The vote is currently the only way that 100,000 Montanans retain health insurance through Medicaid. It’s not like our state legislators have been overly joyous about using existing federal funds to help pay for health insurance for 100,000 Montanans. Only your vote will protect Medicaid health care in Montana.

The vote is the only way that Montana retains the 6-Mill Levy for higher education. The measure maintains that all property classes, from industrial to agricultural to commercial to residential, help equalize how the state’s four-year colleges are partially funded.

Sure, voting down both of the proposed initiatives would be cheaper. Cigarettes would remain $2 cheaper, but 100,000 Montanans would lose their Medicaid health care. Property taxes would go down a bit, but student tuitions would skyrocket.

We still mostly agree that Medicaid works well in Montana and maintaining those 6 mills for the state higher education is equitable.

At least that’s what we said when we voted a decade ago. Back then the same 6-Mill Levy was approved by 57 percent of voters while nearly 70 percent of us voted to considerably expand access for Montana children who need health insurance.
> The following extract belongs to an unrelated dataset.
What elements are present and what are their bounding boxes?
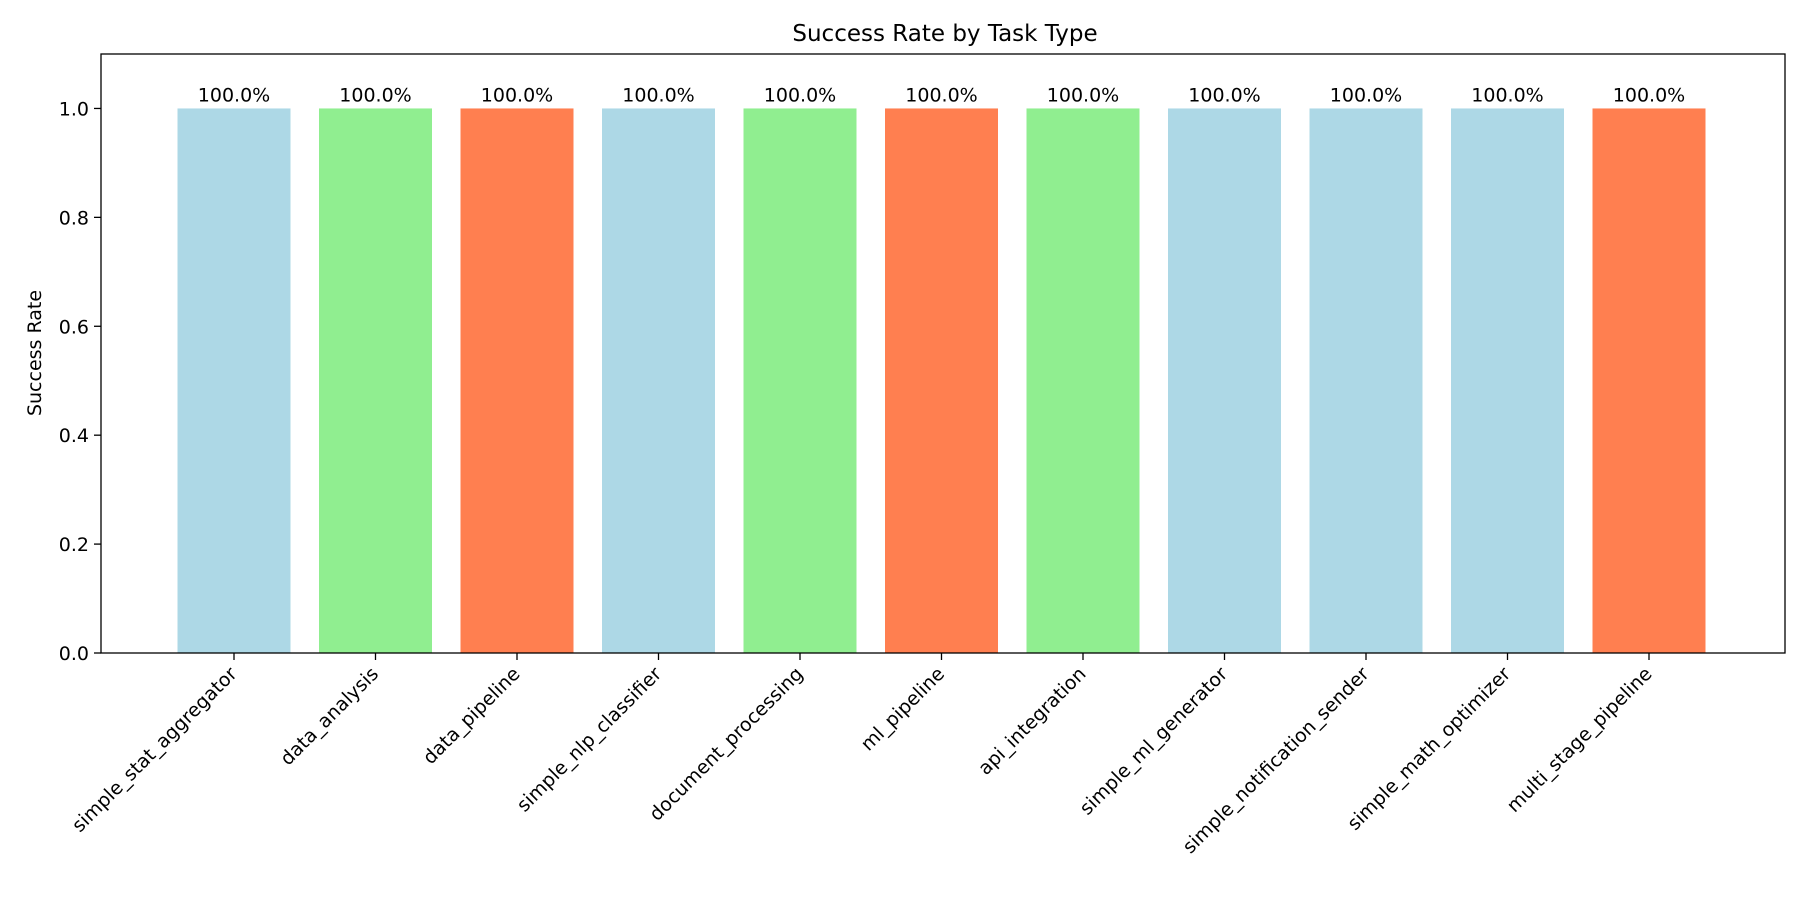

That was then, this is now. Things feel different. Unhinged at times. Maybe voters will bring some balance and clarity to our murky future.

The past couple of years have been just too politically mean. The one-sided, my-way-or-the-highway politics feels unjust and heartless. We deserve a government as kind, diverse, and independent as the people of Montana.

Maybe young voters will vote and cast some direction for their future. The disrespect and injustice they’re witnessing from their federal representatives warrants a vote.

It’s really all up to the youth. Vote like your future depends on it. It does.

Those cold fall winds feel familiar, like they’ve been here before. Off in the distance the aspen leaves are continually waving, churning with the wind, noisily rustling and dancing.

Soon the leaves will fall and mulch the cold ground. Autumn’s rain has arrived. It’s time to make stuff happen.

Join me and do those fall chores around the place. Act, use your voice, cast a vote, and return that ballot.